What is harmful behavior in the context of your Custom GPT? Certainly, behaving in a biased way is an obvious one, expressing points of view that are biased, racist, sexist, bigoted, or derogatory. But those behaviors aren’t always so overt; sometimes, derogatory behavior can masquerade as civil communication, but really isn’t. For example, if your Custom GPT asks the user’s name and then produces different quality outputs based on inferences about the user’s gender or ethnicity, that’s harmful. Make a list of the harmful behaviors that a Custom GPT should not perform.

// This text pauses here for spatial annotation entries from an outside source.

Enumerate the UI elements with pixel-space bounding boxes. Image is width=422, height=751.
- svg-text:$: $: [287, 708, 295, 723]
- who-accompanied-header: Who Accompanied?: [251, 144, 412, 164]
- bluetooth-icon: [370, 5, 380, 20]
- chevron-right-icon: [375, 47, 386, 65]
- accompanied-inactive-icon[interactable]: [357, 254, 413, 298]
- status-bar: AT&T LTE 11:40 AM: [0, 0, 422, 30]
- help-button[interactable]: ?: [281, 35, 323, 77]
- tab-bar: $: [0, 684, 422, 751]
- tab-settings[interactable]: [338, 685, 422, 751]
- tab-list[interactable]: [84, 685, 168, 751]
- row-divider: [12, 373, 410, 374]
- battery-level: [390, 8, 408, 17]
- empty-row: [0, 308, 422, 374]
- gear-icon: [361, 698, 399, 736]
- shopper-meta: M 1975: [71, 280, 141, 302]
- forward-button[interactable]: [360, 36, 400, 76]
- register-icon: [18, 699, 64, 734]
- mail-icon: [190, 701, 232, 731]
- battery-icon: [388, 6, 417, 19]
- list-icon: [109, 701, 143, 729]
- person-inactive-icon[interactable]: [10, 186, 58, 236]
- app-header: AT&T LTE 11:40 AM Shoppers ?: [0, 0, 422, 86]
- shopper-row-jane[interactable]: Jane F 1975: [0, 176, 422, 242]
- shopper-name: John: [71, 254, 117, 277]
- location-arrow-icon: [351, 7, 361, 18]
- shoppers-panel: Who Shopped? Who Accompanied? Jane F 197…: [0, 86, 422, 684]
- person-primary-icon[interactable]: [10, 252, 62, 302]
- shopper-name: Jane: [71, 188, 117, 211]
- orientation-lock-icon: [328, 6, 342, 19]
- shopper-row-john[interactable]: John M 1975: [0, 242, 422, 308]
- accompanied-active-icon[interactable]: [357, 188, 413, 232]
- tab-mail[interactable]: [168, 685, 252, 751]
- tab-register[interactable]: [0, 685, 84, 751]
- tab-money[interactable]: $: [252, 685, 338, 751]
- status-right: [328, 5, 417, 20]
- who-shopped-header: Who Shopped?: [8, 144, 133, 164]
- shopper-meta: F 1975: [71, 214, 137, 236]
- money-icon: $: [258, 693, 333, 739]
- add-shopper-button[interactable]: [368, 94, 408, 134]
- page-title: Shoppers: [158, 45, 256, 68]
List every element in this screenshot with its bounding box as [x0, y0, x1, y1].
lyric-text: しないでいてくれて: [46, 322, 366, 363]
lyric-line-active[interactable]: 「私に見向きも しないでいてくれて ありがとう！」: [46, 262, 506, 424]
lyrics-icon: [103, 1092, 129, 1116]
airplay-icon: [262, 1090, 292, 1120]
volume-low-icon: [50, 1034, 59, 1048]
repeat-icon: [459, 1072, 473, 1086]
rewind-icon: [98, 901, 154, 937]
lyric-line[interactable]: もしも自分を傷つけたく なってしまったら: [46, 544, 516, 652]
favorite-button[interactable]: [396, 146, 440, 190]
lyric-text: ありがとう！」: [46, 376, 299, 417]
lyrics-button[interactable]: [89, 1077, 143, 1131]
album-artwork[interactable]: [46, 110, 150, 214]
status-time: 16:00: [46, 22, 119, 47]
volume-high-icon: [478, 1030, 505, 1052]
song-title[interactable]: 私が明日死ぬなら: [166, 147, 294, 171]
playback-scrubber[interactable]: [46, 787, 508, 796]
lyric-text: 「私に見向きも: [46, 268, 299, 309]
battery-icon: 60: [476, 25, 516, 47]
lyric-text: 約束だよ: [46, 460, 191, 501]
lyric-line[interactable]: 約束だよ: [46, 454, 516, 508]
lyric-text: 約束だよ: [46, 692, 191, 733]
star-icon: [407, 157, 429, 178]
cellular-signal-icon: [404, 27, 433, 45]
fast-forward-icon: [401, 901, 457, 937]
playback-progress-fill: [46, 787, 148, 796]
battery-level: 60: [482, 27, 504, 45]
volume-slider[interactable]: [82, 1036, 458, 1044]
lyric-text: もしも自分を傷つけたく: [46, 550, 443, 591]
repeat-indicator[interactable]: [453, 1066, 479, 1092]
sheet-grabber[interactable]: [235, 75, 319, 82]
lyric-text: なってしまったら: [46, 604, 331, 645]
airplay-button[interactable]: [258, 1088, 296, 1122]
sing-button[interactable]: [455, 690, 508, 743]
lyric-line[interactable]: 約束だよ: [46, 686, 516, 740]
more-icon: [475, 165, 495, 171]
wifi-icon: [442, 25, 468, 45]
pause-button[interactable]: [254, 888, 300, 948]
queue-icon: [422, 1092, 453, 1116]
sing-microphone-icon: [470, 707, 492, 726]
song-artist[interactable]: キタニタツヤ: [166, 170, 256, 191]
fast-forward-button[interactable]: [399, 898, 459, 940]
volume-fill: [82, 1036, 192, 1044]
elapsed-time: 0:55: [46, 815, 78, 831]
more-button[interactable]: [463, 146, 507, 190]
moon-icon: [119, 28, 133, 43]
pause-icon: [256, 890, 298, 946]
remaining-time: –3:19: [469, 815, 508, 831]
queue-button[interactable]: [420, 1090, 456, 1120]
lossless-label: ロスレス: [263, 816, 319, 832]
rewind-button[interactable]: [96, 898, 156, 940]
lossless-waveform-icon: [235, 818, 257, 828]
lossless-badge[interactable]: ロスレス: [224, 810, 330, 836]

What constitutes unacceptably untruthful from your Custom GPT? Bad advice? Wrong information? Could customers perceive – correctly or not – that advice given from a Custom GPT that you’ve branded as yours means you endorse its outputs, and that false information is approved by you? For example, if a user asked a Custom GPT to tell them about one of your products, and it gave information about a competitor’s product instead, that would be untruthful. Make a list of untruthful behaviors that a Custom GPT should not perform.